Abstract: Differential Privacy (DP) provides a formal privacy guarantee preventing adversaries with access to a machine learning model from extracting information about individual training points. Differentially Private Stochastic Gradient Descent (DP-SGD), the most popular DP training method, realizes this protection by injecting noise during training. However previous works have found that DP-SGD often leads to a significant degradation in performance on standard image classification benchmarks. Furthermore, some authors have postulated that DP-SGD inherently performs poorly on large models, since the norm of the noise required to preserve privacy is proportional to the model dimension. In this talk, we will describe our recent paper where we demonstrate that DP-SGD on over-parameterized models can perform significantly better than previously thought. Combining careful hyper-parameter tuning with simple techniques to ensure signal propagation and improve the convergence rate, we achieve 81.4% test accuracy on CIFAR-10 under (8, 10^(-5))-DP using a 40-layer Wide-ResNet, improving over the previous best result of 71.7%. When fine-tuning a pre-trained Normalizer-Free Network, we achieve 86.7% top-1 accuracy on ImageNet under (8, 8x10^(-7))-DP, markedly exceeding the previous best of 47.9% under a larger privacy budget of (10, 10^(-6))-DP.
Bio: Soham De is a Senior Research Scientist at DeepMind in London. He is interested in better understanding and improving large-scale deep learning, and currently works on optimization and initialization. Prior to joining DeepMind, he received his PhD from the Department of Computer Science at the University of Maryland, where he worked on stochastic optimization theory and game theory.

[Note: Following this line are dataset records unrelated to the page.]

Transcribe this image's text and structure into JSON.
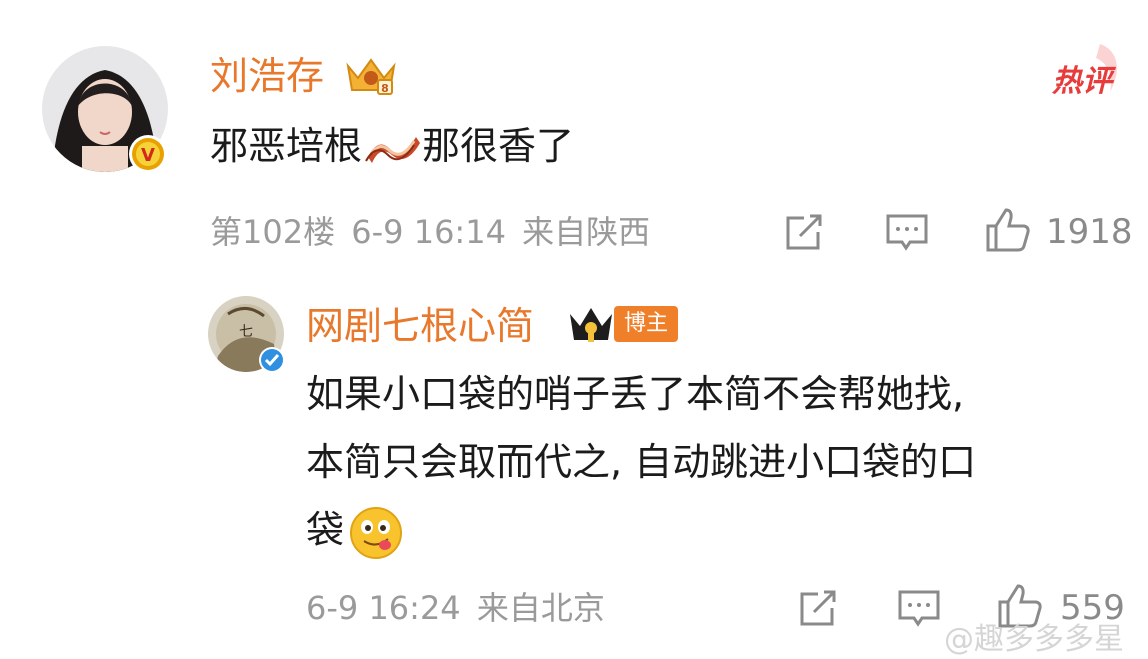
{
  "comment": {
    "author": "刘浩存",
    "hot_label": "热评",
    "text_before": "邪恶培根",
    "text_after": "那很香了",
    "floor": "第102楼",
    "time": "6-9 16:14",
    "location": "来自陕西",
    "like_count": "1918",
    "verified_color": "#e8a100"
  },
  "reply": {
    "author": "网剧七根心简",
    "host_badge": "博主",
    "text_line1": "如果小口袋的哨子丢了本简不会帮她找,",
    "text_line2": "本简只会取而代之, 自动跳进小口袋的口",
    "text_line3": "袋",
    "time": "6-9 16:24",
    "location": "来自北京",
    "like_count": "559",
    "verified_color": "#2f8fe0"
  },
  "watermark": "@趣多多多星",
  "colors": {
    "name": "#e8782b",
    "meta": "#9a9a9a",
    "hot": "#e83b3b"
  },
  "icons": [
    "crown-badge-icon",
    "bacon-emoji-icon",
    "share-icon",
    "comment-icon",
    "like-icon",
    "tongue-out-emoji-icon",
    "verified-icon"
  ]
}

Leonard Berrada is a research scientist at DeepMind. His research interests span optimization, deep learning, verification and privacy, and lately he has been particularly interested in making differentially private training to work well with neural networks. Leonard completed his PhD in 2020 at the University of Oxford, under the supervision of M. Pawan Kumar and Andrew Zisserman. He holds an M.Eng. from University of California, Berkeley, an M.S. from Ecole Centrale-Supelec, and B.S. from University Paris-Sud and Ecole Centrale-Supelec.